Nessuno può sottrarsi dall’avere un sussulto dopo quei primi minuti del film, dove una maschera, pesante e piena di chiodi, viene posta sul volto di un condannato a morte…che maledice i suoi accusatori prima di venire orrendamente giustiziato. Un sussulto non certo dovuto ad eccessi di sangue o ad effetti particolarmente sgradevoli ma all’evidente e certamente voluta somiglianza con uno dei nostri film-icona: La maschera del demonio. Da tanto parte questa discreta produzione tedesca che nelle intenzioni dei suoi finanziatori sarebbe dovuta essere la prima di una serie di horror teutonici, magari di un livello tale da battersela con americani e britannici. Le premesse, dobbiamo dirlo, c’erano tutte. Oltre i giusti omaggi al miglior horror, oltre la citazione-ossequio a Bava, anche l’aver basato sul racconto di Poe (Il pozzo e il pendolo) il film faceva ben sperare per il futuro e gli ottimi risultati sono effettivamente arrivati. Prima di ogni altra considerazione dobbiamo rendere il giusto omaggio a quella, che è quasi un bagaglio “naturale” dei tedeschi al cinema, straordinaria costruzione delle scene, a quell’atmosfera fantastica e onirica che è il vero carattere di questo bel film. Le nebbie, i colori saturi e le suggestioni fisiche che ci lascia, una per tutte, la scena della carrozza che attraversa il bosco prima del castello ha pochi altri rivali allo stesso livello. Sembra aver attualizzato quel che caratterizzò l’espressionismo tedesco tanti decenni prima, quel fascino palpabile che fu di Murnau e di Lang, di Wiene e di Leni. Fotogrammi eterni che non abbandonano gli occhi e i gusti di ogni serio appassionato.
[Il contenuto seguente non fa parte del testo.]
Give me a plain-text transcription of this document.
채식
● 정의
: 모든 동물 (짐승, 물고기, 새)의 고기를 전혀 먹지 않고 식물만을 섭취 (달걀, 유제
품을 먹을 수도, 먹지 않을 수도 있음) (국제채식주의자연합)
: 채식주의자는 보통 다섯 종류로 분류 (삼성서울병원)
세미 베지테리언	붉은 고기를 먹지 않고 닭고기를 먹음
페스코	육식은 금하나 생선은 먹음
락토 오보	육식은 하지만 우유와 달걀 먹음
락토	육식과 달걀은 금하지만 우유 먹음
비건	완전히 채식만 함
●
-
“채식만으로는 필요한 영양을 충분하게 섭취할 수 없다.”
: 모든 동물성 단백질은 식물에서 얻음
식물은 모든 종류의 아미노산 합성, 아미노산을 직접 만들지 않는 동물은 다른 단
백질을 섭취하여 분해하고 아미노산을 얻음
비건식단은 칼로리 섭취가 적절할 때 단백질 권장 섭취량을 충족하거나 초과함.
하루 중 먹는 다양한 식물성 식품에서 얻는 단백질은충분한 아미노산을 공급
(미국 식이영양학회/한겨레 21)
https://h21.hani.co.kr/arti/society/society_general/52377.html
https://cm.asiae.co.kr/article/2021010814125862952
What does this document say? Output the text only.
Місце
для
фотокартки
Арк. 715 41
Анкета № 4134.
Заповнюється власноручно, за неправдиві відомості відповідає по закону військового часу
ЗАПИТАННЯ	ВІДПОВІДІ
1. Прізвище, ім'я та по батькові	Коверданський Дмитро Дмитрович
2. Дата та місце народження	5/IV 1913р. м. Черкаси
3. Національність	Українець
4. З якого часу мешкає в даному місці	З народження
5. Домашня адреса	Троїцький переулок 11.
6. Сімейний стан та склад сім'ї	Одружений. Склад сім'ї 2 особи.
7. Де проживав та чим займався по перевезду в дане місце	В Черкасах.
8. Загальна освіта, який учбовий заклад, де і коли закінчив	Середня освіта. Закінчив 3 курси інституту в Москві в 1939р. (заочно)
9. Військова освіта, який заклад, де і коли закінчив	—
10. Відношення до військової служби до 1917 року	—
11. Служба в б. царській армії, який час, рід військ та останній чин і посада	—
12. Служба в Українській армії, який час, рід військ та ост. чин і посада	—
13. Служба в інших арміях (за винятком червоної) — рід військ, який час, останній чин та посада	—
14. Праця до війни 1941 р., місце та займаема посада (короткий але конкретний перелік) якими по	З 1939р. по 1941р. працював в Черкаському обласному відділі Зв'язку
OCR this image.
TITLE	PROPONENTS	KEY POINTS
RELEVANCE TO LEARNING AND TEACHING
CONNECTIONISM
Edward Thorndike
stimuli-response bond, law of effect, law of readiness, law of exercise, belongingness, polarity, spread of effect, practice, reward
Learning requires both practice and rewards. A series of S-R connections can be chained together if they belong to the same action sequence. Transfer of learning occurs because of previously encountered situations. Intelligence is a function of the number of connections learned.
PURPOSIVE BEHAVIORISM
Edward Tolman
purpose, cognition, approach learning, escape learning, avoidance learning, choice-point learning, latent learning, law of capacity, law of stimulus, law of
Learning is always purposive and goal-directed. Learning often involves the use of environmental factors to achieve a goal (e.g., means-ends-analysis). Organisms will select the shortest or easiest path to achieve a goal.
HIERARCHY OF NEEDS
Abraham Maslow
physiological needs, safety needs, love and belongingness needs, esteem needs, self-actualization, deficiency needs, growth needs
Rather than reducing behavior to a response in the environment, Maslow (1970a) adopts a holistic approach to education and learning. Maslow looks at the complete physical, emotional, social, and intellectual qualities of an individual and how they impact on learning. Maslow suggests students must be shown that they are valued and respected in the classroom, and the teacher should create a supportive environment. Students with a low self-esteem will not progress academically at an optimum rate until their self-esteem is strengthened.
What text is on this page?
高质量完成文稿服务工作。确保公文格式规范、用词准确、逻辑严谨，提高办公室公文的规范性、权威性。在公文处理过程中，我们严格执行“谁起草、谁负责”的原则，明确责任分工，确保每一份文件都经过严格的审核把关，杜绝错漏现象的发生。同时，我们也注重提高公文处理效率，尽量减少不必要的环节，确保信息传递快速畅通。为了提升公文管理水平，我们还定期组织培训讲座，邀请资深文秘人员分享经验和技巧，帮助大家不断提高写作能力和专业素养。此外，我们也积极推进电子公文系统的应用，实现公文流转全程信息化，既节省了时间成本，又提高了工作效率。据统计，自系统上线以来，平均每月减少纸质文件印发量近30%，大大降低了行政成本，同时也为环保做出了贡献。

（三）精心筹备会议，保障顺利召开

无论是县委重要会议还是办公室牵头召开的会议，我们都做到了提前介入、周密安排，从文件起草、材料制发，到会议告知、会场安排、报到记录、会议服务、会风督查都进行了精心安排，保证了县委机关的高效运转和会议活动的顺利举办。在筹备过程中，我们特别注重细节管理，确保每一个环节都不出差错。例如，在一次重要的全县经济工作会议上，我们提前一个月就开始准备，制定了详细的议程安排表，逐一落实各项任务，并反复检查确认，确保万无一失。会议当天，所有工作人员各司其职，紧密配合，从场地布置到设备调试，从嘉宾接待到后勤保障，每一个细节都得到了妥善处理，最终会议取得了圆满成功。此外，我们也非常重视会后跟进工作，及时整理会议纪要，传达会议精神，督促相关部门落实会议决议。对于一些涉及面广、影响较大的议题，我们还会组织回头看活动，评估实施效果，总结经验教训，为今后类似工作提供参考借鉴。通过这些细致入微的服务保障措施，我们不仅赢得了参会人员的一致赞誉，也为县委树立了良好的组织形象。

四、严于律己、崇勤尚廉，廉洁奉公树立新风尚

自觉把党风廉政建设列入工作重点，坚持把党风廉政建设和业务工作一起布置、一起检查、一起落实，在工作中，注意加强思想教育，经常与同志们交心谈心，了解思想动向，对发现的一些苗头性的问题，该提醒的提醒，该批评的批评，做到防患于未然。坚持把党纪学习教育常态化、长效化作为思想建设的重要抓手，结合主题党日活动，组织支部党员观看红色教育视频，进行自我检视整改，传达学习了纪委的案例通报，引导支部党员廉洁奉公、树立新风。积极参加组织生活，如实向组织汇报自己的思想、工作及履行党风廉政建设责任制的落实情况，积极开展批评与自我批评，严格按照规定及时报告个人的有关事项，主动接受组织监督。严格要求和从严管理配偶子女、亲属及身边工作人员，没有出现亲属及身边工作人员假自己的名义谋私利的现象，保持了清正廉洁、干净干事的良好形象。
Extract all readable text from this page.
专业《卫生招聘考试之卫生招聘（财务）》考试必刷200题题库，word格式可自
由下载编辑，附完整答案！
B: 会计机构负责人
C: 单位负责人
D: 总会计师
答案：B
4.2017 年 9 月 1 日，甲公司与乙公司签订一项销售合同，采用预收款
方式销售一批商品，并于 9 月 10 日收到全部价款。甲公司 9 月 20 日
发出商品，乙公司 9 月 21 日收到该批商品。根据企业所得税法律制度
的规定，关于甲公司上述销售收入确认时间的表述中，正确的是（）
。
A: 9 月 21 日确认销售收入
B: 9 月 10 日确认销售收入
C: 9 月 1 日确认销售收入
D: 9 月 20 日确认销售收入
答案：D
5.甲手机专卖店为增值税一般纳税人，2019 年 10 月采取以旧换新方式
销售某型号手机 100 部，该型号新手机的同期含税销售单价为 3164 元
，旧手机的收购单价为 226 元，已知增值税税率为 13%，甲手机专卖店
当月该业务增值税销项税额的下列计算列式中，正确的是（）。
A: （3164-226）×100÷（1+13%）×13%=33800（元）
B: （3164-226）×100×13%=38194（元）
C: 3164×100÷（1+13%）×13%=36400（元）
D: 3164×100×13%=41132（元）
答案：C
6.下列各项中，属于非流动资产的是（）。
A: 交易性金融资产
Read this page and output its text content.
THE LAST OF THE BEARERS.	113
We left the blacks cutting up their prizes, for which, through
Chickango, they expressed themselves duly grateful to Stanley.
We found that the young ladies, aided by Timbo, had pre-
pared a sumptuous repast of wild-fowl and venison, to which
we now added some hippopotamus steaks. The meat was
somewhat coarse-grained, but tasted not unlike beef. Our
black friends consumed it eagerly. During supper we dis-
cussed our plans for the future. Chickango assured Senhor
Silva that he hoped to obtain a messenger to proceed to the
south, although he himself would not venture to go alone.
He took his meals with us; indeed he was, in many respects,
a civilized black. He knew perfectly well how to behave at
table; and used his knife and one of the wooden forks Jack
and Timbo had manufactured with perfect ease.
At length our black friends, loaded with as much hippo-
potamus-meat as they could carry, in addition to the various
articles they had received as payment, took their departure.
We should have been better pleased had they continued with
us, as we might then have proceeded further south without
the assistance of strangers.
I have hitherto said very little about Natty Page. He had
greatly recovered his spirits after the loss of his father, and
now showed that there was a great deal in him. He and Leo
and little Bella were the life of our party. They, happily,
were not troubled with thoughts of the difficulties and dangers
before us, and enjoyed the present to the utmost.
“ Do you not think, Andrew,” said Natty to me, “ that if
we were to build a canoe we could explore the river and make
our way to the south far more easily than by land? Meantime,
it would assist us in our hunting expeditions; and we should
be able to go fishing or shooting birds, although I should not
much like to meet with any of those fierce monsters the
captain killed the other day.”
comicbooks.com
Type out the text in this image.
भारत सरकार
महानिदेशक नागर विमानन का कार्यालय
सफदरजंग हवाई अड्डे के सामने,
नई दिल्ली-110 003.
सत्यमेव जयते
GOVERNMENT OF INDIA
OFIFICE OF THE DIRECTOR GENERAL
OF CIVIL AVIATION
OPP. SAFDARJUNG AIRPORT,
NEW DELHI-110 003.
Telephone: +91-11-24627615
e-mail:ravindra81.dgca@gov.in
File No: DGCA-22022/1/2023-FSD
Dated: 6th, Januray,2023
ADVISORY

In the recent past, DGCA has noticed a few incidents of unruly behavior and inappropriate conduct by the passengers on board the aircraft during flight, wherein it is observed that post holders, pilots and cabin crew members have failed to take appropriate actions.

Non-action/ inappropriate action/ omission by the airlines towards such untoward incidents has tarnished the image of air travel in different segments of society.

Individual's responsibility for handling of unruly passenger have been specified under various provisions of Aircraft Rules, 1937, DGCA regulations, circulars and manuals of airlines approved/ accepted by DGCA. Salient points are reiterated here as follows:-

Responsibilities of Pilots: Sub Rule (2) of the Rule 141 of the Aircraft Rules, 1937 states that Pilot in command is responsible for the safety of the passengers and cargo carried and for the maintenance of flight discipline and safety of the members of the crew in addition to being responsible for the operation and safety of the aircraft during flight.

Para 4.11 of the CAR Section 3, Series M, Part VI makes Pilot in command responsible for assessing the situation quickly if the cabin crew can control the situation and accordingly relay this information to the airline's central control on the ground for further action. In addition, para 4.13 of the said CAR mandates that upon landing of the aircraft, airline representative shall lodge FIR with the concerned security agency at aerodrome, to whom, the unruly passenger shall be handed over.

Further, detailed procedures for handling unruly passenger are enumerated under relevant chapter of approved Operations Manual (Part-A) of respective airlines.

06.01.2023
La tredicesima vergine è dunque un film che merita visione e considerazione. Ben recitato da Lee e compagni e con una storia che non annoia, magari non ha mai particolari vette di tensione ma è giustamente confezionato e onestamente diretto. Le segrete del castello, colme di macchine da tortura e teschi incastonati nelle pareti hanno il loro motivo di esistere e nella media gli effetti usati. Una di quelle macchine medievali sarebbe anche stata utile per far sapere al compositore delle musiche, e a chi eventualmente le ha scelte, quanto brutte le consideriamo. Degne al massimo della sigla iniziale di Derrick o Rex, completamente distaccate dal girato per ritmo e atmosfera, e dire che qualcuno paragona Peter Thomas (l’autore) al nostro Morricone…assolutamente detestabili. Il film è rimasto colpevolmente sconosciuto per alcuni decenni e qualora aveste intenzione di acquistarlo è assolutamente consigliato il DVD della Sinister, nella collana Horror d’essay, dove tra gli extra, oltre ad interviste e backstage, troverete la seducente voce di Cheistopher Lee che vi leggerà, in lingua, uno stralcio de Il pozzo e il pendolo di Poe…affascinante è dire poco.